When Derek McInnes walked through Pittodrie’s front door to replace the retiring Craig Brown in March, the operation was underway. As the door slammed shut behind him his patient was critical. His patient was Aberdeen Football Club.
Standing, he could see life. Everywhere he turned there were reminders of when this famous institution couldn’t be more alive, but reminders are not good enough.
McInnes wasted no time in getting to work – he couldn’t afford not to.
He insisted that experienced campaigners, Rory Fallon, Gavin Rae, Isaac Osbourne, Robert Milsom and Gary Naysmith would be given the chance to win extended deals in the north-east, along with youngsters Mitch Megginson and Dan Twardzik. They didn’t do enough. All, in fact, were shown the exit door – as well as Stephen Hughes and Jordan Brown, who were told they could find new clubs despite having a year to run on their contracts.
It was clear to see that the Paisley-born manager is a ruthless operator and while Josh Magennis – the only player to survive the cull – headed for the sun with his team mates, the foundations of the rebuilding job were in place.
By the end of May the dynamic Willo Flood was secured, quickly followed by Barry Robson as Dons fans began to buy in to their gaffer’s vision. Long-suffering Dandies had further reason for optimism in June with Ryan Jack committing his future to the club, following in the footsteps of star man Niall McGinn, who had also put pen to paper on a fresh deal.
By the time the rigours of pre-season had started again, Calvin Zola, Gregg Wylde and Lawrence Shankland had been employed, helping their new club to a prolific pre-season in which they found the net 21 times.
Our patient was showing signs of improvement.
McInnes embarked on his first full campaign in the Pittodrie hot seat with a 2-1 win over Kilmarnock and by the time his charges had beaten Motherwell 3-1 at Fir Park the following weekend the hope among supporters that the Dons were back had gone – it had turned to belief.
But old habits die-hard and defeats to Celtic and Hearts had the Pittodrie punters squirming uncomfortably as they anticipated another slap in the face from their disillusioned giant.

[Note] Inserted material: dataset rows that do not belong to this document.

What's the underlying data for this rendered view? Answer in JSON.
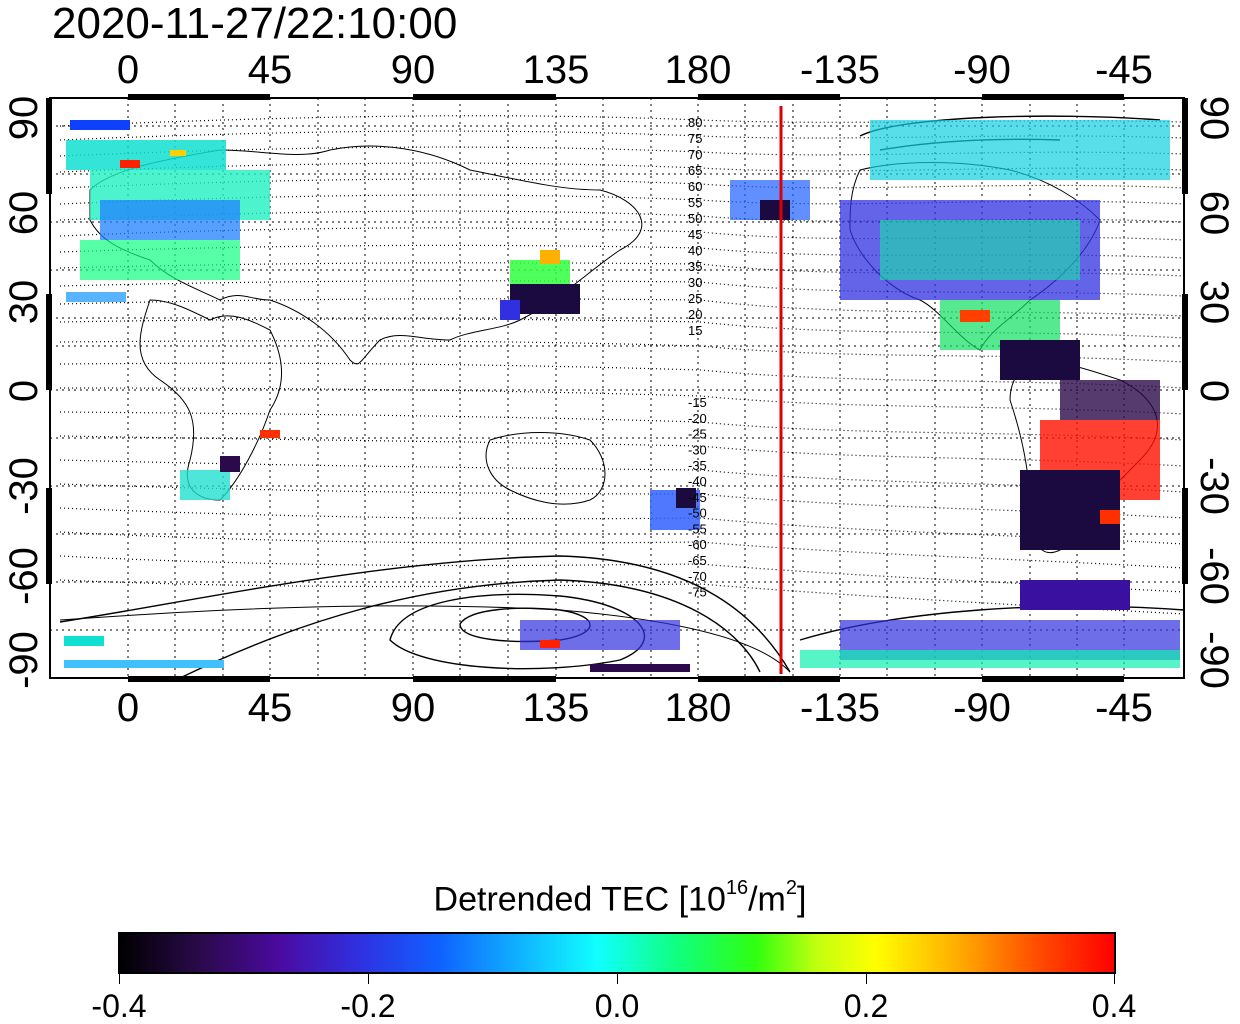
{
  "timestamp": "2020-11-27/22:10:00",
  "map": {
    "top_lon_ticks": [
      "0",
      "45",
      "90",
      "135",
      "180",
      "-135",
      "-90",
      "-45"
    ],
    "bottom_lon_ticks": [
      "0",
      "45",
      "90",
      "135",
      "180",
      "-135",
      "-90",
      "-45"
    ],
    "left_lat_ticks": [
      "90",
      "60",
      "30",
      "0",
      "-30",
      "-60",
      "-90"
    ],
    "right_lat_ticks": [
      "90",
      "60",
      "30",
      "0",
      "-30",
      "-60",
      "-90"
    ],
    "contour_labels_north": [
      "80",
      "75",
      "70",
      "65",
      "60",
      "55",
      "50",
      "45",
      "40",
      "35",
      "30",
      "25",
      "20",
      "15"
    ],
    "contour_labels_south": [
      "-15",
      "-20",
      "-25",
      "-30",
      "-35",
      "-40",
      "-45",
      "-50",
      "-55",
      "-60",
      "-65",
      "-70",
      "-75"
    ],
    "marker_line_color": "#dd0000",
    "marker_line_lon": -155
  },
  "colorbar": {
    "title_text": "Detrended TEC  [10",
    "title_sup1": "16",
    "title_mid": "/m",
    "title_sup2": "2",
    "title_end": "]",
    "labels": [
      "-0.4",
      "-0.2",
      "0.0",
      "0.2",
      "0.4"
    ],
    "range": [
      -0.4,
      0.4
    ]
  }
}
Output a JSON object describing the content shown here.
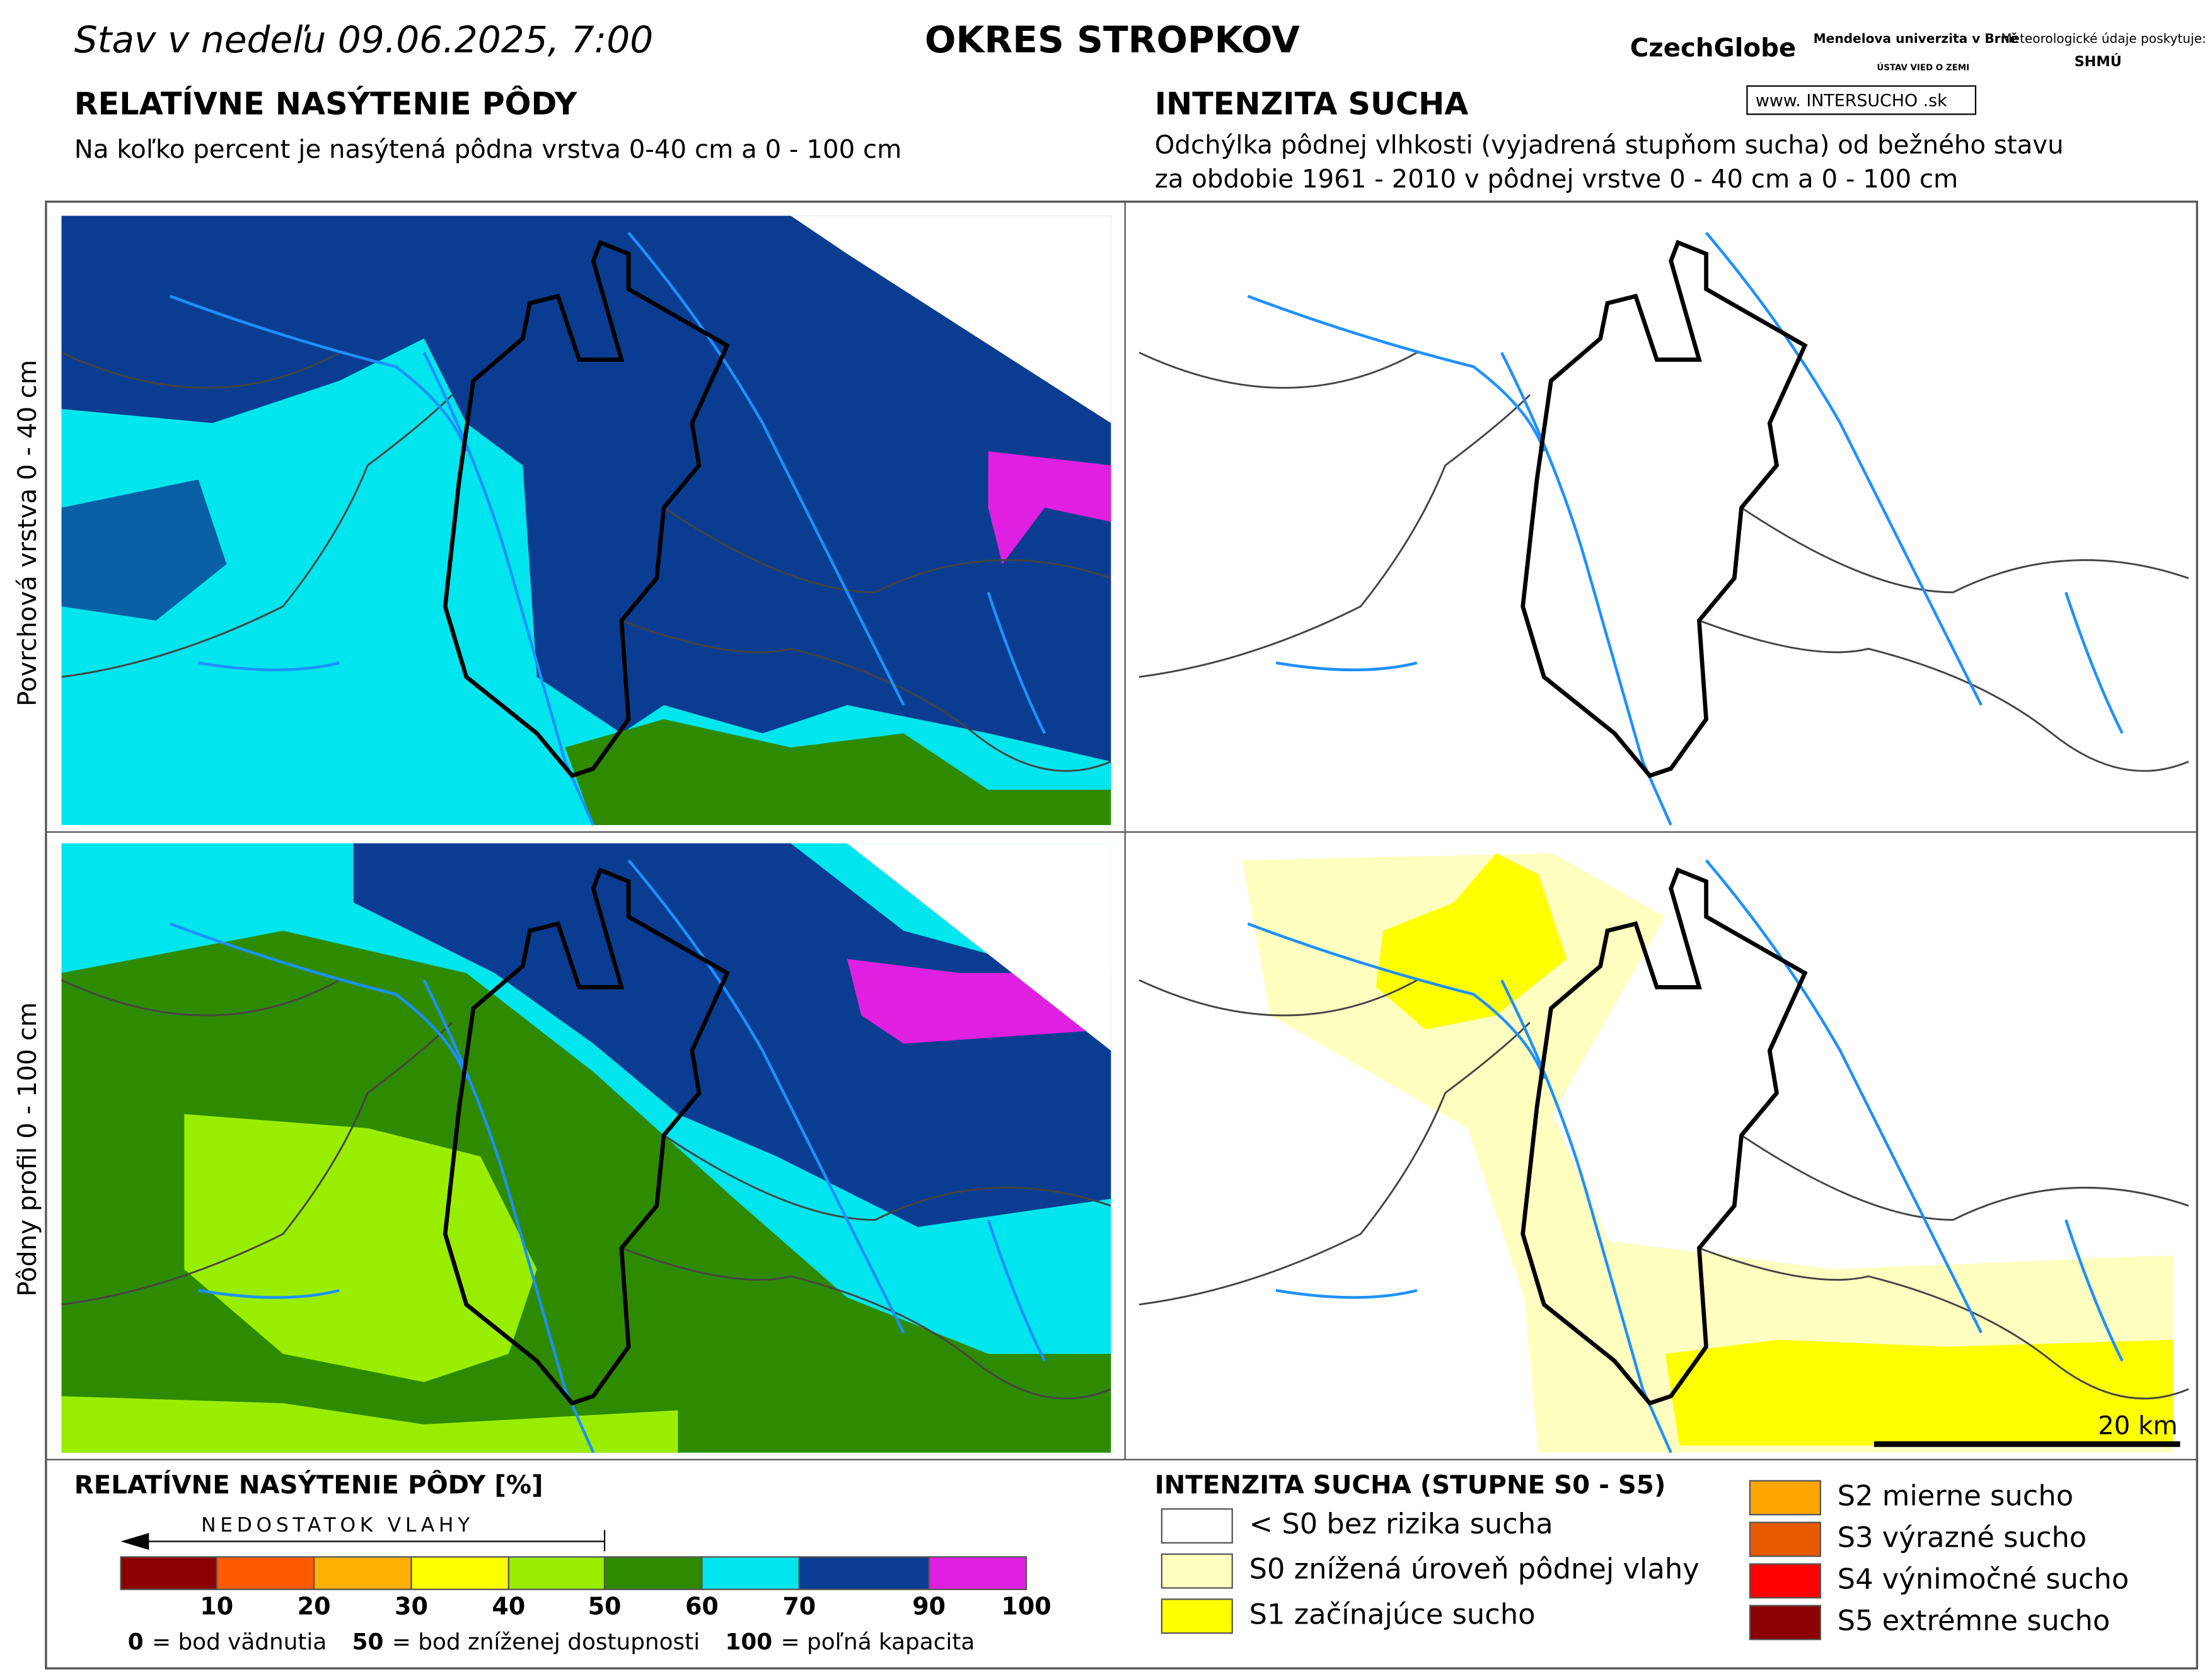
{
  "header": {
    "date_prefix": "Stav v nedeľu",
    "date": "09.06.2025, 7:00",
    "district": "OKRES  STROPKOV",
    "logos": [
      "CzechGlobe",
      "Mendelova univerzita v Brně",
      "ÚSTAV VIED O ZEMI",
      "Meteorologické údaje poskytuje:",
      "SHMÚ"
    ],
    "website": "www. INTERSUCHO .sk"
  },
  "left": {
    "title": "RELATÍVNE NASÝTENIE PÔDY",
    "subtitle": "Na koľko percent je nasýtená pôdna vrstva 0-40 cm a 0 - 100 cm"
  },
  "right": {
    "title": "INTENZITA SUCHA",
    "subtitle_lines": [
      "Odchýlka pôdnej vlhkosti (vyjadrená stupňom sucha) od bežného stavu",
      "za obdobie 1961 - 2010 v pôdnej vrstve 0 - 40 cm a 0 - 100 cm"
    ]
  },
  "row_labels": [
    "Povrchová vrstva 0 - 40 cm",
    "Pôdny profil 0 - 100 cm"
  ],
  "scale_bar": "20 km",
  "legend_saturation": {
    "title": "RELATÍVNE NASÝTENIE PÔDY [%]",
    "arrow": "NEDOSTATOK VLAHY",
    "colors": [
      "#8b0000",
      "#ff5a00",
      "#ffb000",
      "#ffff00",
      "#99ee00",
      "#2e8b00",
      "#00e5ee",
      "#0a3d91",
      "#e020e0"
    ],
    "ticks": [
      "10",
      "20",
      "30",
      "40",
      "50",
      "60",
      "70",
      "90",
      "100"
    ],
    "notes": [
      {
        "key": "0",
        "text": "= bod vädnutia"
      },
      {
        "key": "50",
        "text": "= bod zníženej dostupnosti"
      },
      {
        "key": "100",
        "text": "= poľná kapacita"
      }
    ]
  },
  "legend_drought": {
    "title": "INTENZITA SUCHA (STUPNE S0 - S5)",
    "items": [
      {
        "label": "< S0 bez rizika sucha",
        "color": "#ffffff"
      },
      {
        "label": "S0 znížená úroveň pôdnej vlahy",
        "color": "#ffffc0"
      },
      {
        "label": "S1 začínajúce sucho",
        "color": "#ffff00"
      },
      {
        "label": "S2 mierne sucho",
        "color": "#ffa500"
      },
      {
        "label": "S3 výrazné sucho",
        "color": "#e85a00"
      },
      {
        "label": "S4 výnimočné sucho",
        "color": "#ff0000"
      },
      {
        "label": "S5 extrémne sucho",
        "color": "#8b0000"
      }
    ]
  }
}
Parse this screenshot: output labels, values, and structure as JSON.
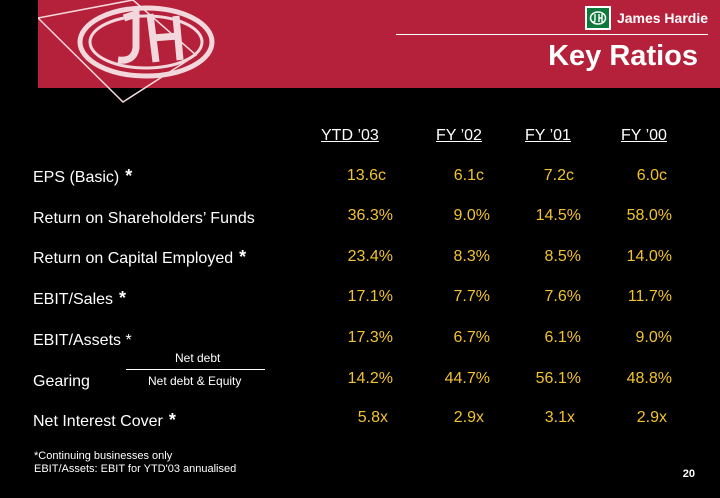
{
  "brand": {
    "name": "James Hardie"
  },
  "title": "Key Ratios",
  "columns": [
    "YTD ’03",
    "FY ’02",
    "FY ’01",
    "FY ’00"
  ],
  "rows": [
    {
      "label": "EPS (Basic)",
      "star": "*",
      "values": [
        "13.6c",
        "6.1c",
        "7.2c",
        "6.0c"
      ]
    },
    {
      "label": "Return on Shareholders’ Funds",
      "star": "",
      "values": [
        "36.3%",
        "9.0%",
        "14.5%",
        "58.0%"
      ]
    },
    {
      "label": "Return on Capital Employed",
      "star": "*",
      "values": [
        "23.4%",
        "8.3%",
        "8.5%",
        "14.0%"
      ]
    },
    {
      "label": "EBIT/Sales",
      "star": "*",
      "values": [
        "17.1%",
        "7.7%",
        "7.6%",
        "11.7%"
      ]
    },
    {
      "label": "EBIT/Assets *",
      "star": "",
      "values": [
        "17.3%",
        "6.7%",
        "6.1%",
        "9.0%"
      ]
    },
    {
      "label": "Gearing",
      "star": "",
      "values": [
        "14.2%",
        "44.7%",
        "56.1%",
        "48.8%"
      ]
    },
    {
      "label": "Net Interest Cover",
      "star": "*",
      "values": [
        "5.8x",
        "2.9x",
        "3.1x",
        "2.9x"
      ]
    }
  ],
  "gearing_formula": {
    "numerator": "Net debt",
    "denominator": "Net debt & Equity"
  },
  "footnotes": [
    "*Continuing businesses only",
    "EBIT/Assets:  EBIT for YTD'03 annualised"
  ],
  "page_number": "20",
  "colors": {
    "banner": "#b5213a",
    "value_text": "#f2c230",
    "background": "#000000"
  }
}
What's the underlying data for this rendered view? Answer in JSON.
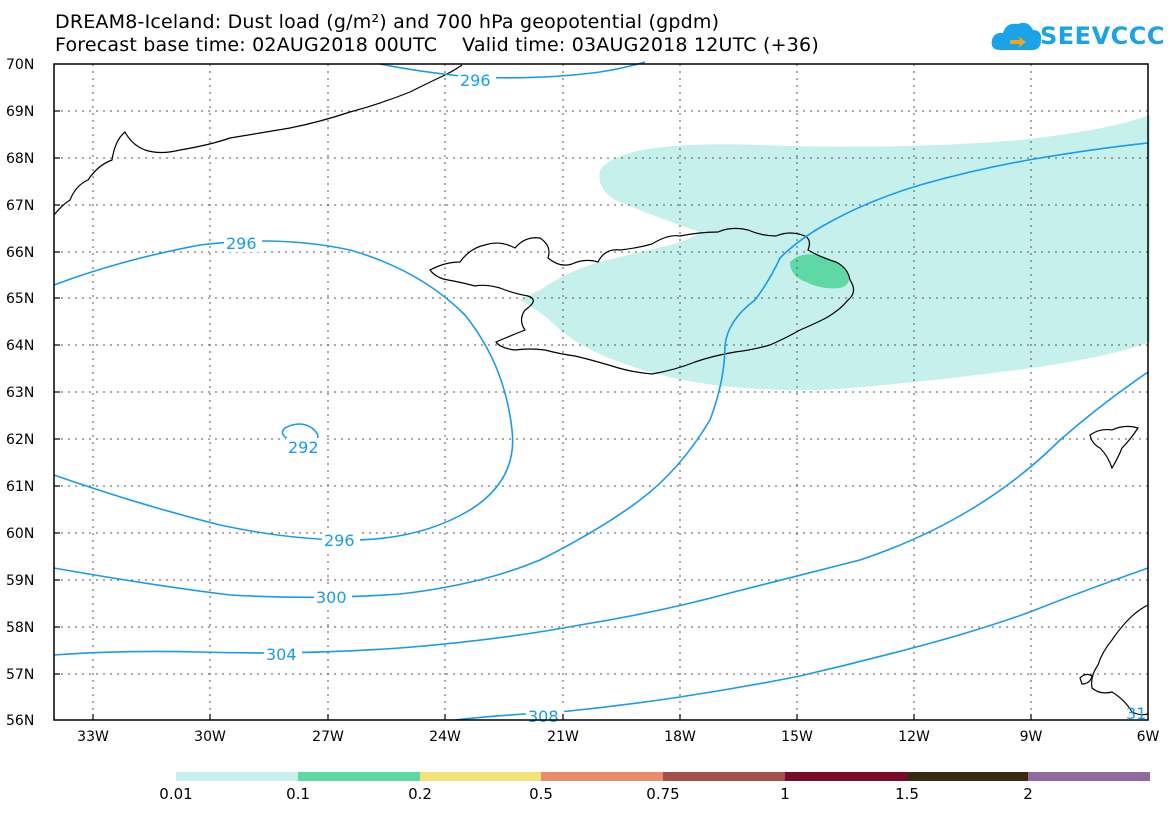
{
  "title": {
    "line1": "DREAM8-Iceland: Dust load (g/m²) and 700 hPa geopotential (gpdm)",
    "line2": "Forecast base time: 02AUG2018 00UTC    Valid time: 03AUG2018 12UTC (+36)"
  },
  "logo": {
    "text": "SEEVCCC",
    "icon": "cloud-icon",
    "color": "#1aa3e8"
  },
  "map": {
    "lat_labels": [
      "70N",
      "69N",
      "68N",
      "67N",
      "66N",
      "65N",
      "64N",
      "63N",
      "62N",
      "61N",
      "60N",
      "59N",
      "58N",
      "57N",
      "56N"
    ],
    "lon_labels": [
      "33W",
      "30W",
      "27W",
      "24W",
      "21W",
      "18W",
      "15W",
      "12W",
      "9W",
      "6W"
    ],
    "contour_labels": {
      "c296_top": "296",
      "c296_left": "296",
      "c292": "292",
      "c296_bottom": "296",
      "c300": "300",
      "c304": "304",
      "c308": "308",
      "c31x": "31"
    },
    "contour_color": "#1a9be8",
    "dust_low_color": "#c6f0ec",
    "dust_mid_color": "#5ed9a6"
  },
  "colorbar": {
    "labels": [
      "0.01",
      "0.1",
      "0.2",
      "0.5",
      "0.75",
      "1",
      "1.5",
      "2"
    ],
    "colors": [
      "#c6f0ec",
      "#5ed9a6",
      "#f2e27a",
      "#e88c6a",
      "#a3504a",
      "#7a0a2a",
      "#3a2a14",
      "#8e6aa0"
    ]
  }
}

Extra time and penalties against Alloa in the League Cup and a history of shameful defeats to lower-league counterparts could mean only one thing – but not this time. As Mark Reynolds’ decisive penalty flashed behind Scott Bain these loyal punters were spared that obligatory slap.
For once Aberdeen had successfully negotiated their way past a lower-league opponent thanks to a 6-5 penalty success. Still a struggle, yes but it was mission accomplished.
Uninspiring maybe, but it seems success that night was telling. Aberdeen have gone on to claim eight points from a possible twelve as well as dishing out a 5-0 hammering to Falkirk, allowing them to progress to a League Cup quarter-final crunch with Motherwell.
McInnes has brought freshness, positivity and pride; qualities that had very much evaporated during the staleness of Mark McGhee and Craig Brown’s predominately ill-fated spells in the home dugout at Pittodrie. He has dealt admirably with injuries to key figures – a job requirement these days for any Aberdeen manager.
But unlike his predecessors, his faith in youngsters has paid dividends, so much so that fit-again McGinn, Robson, Flood and Anderson will have to call on years of experience to dislodge the kids vying for their places.
Some Derek McInnes medicine was just what the doctor ordered. Aberdeen Football Club are not out of the woods yet but at least they’re sitting up, aware of their surroundings once again.